Sciatic nerves, spinal cords, and brains were embedded in optimal cutting temperature compound and frozen in acetone cooled with dry ice. Mice were anesthetized using a lethal dose of ketamine/xylazine (1:10) injected intraperitoneally. Anesthetized animals were perfused with a fixative containing 4% paraformaldehyde in 0.1 m phosphate buffer, pH 7.4, and the dissected tissues were fixed for 30 min in the same solution, cryoprotected by infiltration in 20% sucrose overnight, and embedded in optimal cutting temperature compound. Cryostat sections (5–10 μm thick) were thaw-mounted on Super-Frost Plus glass slides (Fisher) and stored at −20 °C. Tissue sections were fixed in 4% PBS-buffered paraformaldehyde and permeabilized with 0.3% Triton X-100 and 3% goat serum in PBS. Samples were incubated with primary antibodies diluted in PBS containing 3% goat serum at 4 °C overnight. After washing with PBS for 3 times, samples were incubated with Alexa Fluor 488 goat anti-rabbit or Alexa Fluor 594 goat anti-mouse secondary antibody for 1 h at room temperature. Samples were mounted using Vectashield mounting medium (Vector), and images were taken using a Zeiss LSM700 confocal microscope with a 40× objective lens. Images were scanned using ZEN software (Zeiss) and quantified using NIH image J software.

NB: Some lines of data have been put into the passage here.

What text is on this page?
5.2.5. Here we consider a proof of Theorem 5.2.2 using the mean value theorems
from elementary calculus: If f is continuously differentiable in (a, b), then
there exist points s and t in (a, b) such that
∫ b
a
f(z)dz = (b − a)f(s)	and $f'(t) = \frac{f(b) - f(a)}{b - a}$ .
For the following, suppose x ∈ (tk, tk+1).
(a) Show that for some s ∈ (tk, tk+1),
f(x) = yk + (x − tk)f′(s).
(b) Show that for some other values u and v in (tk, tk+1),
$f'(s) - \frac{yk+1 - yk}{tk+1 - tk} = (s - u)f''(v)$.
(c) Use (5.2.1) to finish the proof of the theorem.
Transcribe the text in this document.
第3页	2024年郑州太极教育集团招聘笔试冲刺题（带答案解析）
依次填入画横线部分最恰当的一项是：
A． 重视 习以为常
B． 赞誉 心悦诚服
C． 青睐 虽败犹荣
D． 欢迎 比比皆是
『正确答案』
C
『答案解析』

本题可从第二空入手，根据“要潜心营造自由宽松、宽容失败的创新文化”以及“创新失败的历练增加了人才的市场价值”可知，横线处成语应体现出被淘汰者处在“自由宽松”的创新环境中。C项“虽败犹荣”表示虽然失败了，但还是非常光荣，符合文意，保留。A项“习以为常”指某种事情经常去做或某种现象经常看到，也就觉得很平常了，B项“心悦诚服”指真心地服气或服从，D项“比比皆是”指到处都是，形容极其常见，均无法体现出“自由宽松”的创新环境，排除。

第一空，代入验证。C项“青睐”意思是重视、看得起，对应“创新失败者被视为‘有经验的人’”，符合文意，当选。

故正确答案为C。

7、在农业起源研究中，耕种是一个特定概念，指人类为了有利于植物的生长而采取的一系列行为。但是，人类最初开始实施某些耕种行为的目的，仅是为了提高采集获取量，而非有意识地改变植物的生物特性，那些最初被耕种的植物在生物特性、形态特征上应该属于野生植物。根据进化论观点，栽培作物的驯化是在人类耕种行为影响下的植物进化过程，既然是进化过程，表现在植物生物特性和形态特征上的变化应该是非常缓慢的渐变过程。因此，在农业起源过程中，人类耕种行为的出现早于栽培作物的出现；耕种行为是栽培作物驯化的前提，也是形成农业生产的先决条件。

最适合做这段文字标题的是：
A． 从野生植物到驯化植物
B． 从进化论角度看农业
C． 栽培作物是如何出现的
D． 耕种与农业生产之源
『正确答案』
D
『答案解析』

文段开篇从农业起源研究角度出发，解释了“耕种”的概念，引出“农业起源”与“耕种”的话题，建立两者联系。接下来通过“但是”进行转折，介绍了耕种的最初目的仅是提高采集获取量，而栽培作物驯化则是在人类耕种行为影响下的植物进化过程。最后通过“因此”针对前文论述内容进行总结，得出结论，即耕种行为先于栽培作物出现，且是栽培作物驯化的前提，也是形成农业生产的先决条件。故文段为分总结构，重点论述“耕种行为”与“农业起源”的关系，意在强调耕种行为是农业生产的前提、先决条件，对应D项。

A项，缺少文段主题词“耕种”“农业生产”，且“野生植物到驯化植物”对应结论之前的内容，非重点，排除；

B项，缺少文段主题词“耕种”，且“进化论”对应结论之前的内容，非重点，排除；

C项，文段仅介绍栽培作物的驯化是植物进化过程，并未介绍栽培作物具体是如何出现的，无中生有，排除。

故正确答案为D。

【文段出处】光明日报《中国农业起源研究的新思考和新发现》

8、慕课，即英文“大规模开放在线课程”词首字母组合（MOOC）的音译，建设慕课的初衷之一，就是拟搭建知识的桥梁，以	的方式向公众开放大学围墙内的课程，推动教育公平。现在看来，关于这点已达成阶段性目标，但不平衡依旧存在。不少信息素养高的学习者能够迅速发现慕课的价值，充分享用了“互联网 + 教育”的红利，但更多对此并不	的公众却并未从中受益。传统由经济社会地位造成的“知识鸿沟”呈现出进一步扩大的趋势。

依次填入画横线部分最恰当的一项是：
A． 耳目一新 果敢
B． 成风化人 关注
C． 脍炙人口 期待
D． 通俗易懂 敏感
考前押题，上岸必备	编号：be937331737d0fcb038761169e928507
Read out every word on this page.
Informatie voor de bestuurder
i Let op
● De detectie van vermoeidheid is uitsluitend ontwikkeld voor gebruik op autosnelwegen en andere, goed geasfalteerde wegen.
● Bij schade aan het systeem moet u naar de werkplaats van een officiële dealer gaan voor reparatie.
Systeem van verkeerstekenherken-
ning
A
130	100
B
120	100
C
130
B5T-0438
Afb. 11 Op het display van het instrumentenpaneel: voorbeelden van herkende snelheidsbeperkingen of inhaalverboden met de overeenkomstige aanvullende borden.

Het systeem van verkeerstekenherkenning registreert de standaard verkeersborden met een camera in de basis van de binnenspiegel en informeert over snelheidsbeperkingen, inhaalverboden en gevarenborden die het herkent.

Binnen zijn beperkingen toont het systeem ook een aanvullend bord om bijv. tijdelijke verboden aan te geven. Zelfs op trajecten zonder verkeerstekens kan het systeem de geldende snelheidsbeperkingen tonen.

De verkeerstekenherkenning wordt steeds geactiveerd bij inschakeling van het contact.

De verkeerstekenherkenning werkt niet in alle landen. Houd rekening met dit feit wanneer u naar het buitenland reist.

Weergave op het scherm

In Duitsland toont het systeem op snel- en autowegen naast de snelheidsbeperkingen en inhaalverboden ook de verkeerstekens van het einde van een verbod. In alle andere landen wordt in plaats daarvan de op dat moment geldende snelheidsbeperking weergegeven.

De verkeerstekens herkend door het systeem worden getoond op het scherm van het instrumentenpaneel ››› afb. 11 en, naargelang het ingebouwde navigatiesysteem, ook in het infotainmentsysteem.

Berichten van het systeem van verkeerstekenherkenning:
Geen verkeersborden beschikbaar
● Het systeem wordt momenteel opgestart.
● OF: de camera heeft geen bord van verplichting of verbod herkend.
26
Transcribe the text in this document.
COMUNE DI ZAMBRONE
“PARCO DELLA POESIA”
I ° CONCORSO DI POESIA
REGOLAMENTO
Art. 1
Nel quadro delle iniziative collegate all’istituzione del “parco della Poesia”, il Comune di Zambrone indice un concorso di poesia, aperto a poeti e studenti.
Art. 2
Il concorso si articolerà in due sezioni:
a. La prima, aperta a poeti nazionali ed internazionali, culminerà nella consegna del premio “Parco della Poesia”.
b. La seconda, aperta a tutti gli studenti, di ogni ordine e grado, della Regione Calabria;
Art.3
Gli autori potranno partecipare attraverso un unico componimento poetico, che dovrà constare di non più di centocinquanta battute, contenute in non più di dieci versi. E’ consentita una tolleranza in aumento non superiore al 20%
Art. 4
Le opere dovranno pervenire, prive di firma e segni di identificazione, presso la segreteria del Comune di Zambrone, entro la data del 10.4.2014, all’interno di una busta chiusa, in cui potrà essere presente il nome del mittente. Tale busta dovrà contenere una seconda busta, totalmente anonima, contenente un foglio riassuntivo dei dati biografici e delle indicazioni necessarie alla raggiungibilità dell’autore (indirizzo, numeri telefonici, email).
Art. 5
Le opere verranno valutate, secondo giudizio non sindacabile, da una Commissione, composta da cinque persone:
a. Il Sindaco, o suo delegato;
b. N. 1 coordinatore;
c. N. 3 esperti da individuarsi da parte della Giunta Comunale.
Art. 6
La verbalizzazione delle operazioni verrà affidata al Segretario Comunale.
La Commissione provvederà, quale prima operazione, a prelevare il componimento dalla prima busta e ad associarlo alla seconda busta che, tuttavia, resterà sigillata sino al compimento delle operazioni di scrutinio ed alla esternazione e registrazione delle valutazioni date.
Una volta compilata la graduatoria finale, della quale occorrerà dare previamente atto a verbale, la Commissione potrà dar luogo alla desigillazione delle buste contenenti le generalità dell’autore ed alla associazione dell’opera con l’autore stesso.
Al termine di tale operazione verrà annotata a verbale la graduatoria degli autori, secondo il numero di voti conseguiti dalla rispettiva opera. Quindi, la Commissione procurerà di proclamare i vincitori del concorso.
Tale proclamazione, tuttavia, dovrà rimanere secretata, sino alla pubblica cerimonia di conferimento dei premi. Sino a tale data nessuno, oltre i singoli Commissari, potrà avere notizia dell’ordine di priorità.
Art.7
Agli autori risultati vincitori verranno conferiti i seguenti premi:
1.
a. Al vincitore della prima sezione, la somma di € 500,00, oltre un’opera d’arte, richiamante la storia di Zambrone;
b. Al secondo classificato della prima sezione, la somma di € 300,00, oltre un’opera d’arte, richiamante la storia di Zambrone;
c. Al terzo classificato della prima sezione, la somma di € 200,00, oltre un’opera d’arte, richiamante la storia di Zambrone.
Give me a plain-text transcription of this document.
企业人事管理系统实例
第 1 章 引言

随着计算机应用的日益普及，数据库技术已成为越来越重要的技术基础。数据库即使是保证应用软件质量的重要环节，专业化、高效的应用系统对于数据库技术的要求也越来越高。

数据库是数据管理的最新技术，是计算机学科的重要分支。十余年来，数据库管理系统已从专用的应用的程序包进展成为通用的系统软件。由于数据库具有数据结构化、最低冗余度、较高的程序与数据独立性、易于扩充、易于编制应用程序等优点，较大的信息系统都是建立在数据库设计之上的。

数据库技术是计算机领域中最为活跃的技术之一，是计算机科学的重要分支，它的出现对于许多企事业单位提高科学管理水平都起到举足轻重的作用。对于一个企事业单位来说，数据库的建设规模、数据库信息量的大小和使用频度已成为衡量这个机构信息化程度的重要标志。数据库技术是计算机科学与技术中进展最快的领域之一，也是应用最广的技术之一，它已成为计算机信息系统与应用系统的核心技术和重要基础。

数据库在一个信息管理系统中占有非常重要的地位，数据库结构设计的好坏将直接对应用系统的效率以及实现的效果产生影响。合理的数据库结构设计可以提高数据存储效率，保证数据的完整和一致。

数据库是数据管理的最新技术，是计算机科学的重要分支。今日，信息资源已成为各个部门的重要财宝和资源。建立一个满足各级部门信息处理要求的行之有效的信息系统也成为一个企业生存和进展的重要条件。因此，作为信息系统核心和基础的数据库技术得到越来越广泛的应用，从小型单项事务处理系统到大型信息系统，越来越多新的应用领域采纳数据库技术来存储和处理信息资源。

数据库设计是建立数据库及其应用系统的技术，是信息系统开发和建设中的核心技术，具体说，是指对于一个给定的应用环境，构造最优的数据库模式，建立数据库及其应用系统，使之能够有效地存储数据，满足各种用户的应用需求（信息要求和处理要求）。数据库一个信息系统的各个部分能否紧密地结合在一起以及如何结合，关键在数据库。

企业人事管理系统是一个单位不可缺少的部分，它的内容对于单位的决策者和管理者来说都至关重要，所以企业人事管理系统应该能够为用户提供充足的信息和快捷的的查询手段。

Mice were anesthetized using a lethal dose of ketamine/xylazine (1:10) injected intraperitoneally. Anesthetized animals were perfused with a fixative containing 4% paraformaldehyde, 2.5% glutaraldehyde, 0.13 m NaH4PO4, and 0.11 m NaOH, pH 7.4. Perfused tissues were fixed in PBS-buffered 2.5% glutaraldehyde and 0.5% osmium tetroxide, dehydrated, and embedded into Spurr's epoxy resin. Ultrathin sections (90 nm) were made, double-stained with uranyl acetate and lead citrate, and viewed in a JEOL JEM 1010 (Tokyo, Japan) transmission electron microscope equipped with digital imaging capabilities. The g ratio was determined by dividing the circumference of an axon (without myelin) by the circumference of the same axon including myelin. Six wild-type and seven Myoc null mice were analyzed. 12 and 20 nodes were found and analyzed in the sciatic nerves of 5 wild-type and 12 Myoc null 2-month-old mice.
HEK293 cells grown on 25T flasks were treated with control or myocilin-containing medium for 30 min. Cells were lysed in the lysis buffer (20 mm Tris-HCl, pH 8.0, 137 mm NaCl, 10% glycerol, 2 mm EDTA, 1 mm sodium orthovanadate) containing a protease inhibitor mixture (Roche Applied Science). Equal amounts (200 μg) of cell lysates were added to human phosphoreceptor tyrosine kinase (RTK) antibody arrays containing 42 different anti-RTK antibodies (R&D systems, Minneapolis, MN). Information about anti-RTK antibodies spotted on the filters and the location of each spot can be found at the company's website. The antibody array was performed according to manufacturer's instructions. The signal was detected with Pierce ECL Western blotting Substrate by chemiluminescence. Intensities of identified spots were quantified using NIH ImageJ software.
Clustering experiments were performed as described (23). In brief, DRG explants were cultured as above for 2 weeks on slides coated with 100 μg/ml poly-d-lysine and 10 μg/ml laminin (BD Biosciences). The neurons were then incubated with purified myocilin protein with or without anti-myocilin polyclonal antibody for 30 min, washed once with neurobasal medium, and grown for an additional 48 h in culture medium before fixing and staining. Quantification of nodal protein clustering was performed in three separate experiments by counting the number of NF186 and Nav1.2 staining sites in several 320-μm square fields.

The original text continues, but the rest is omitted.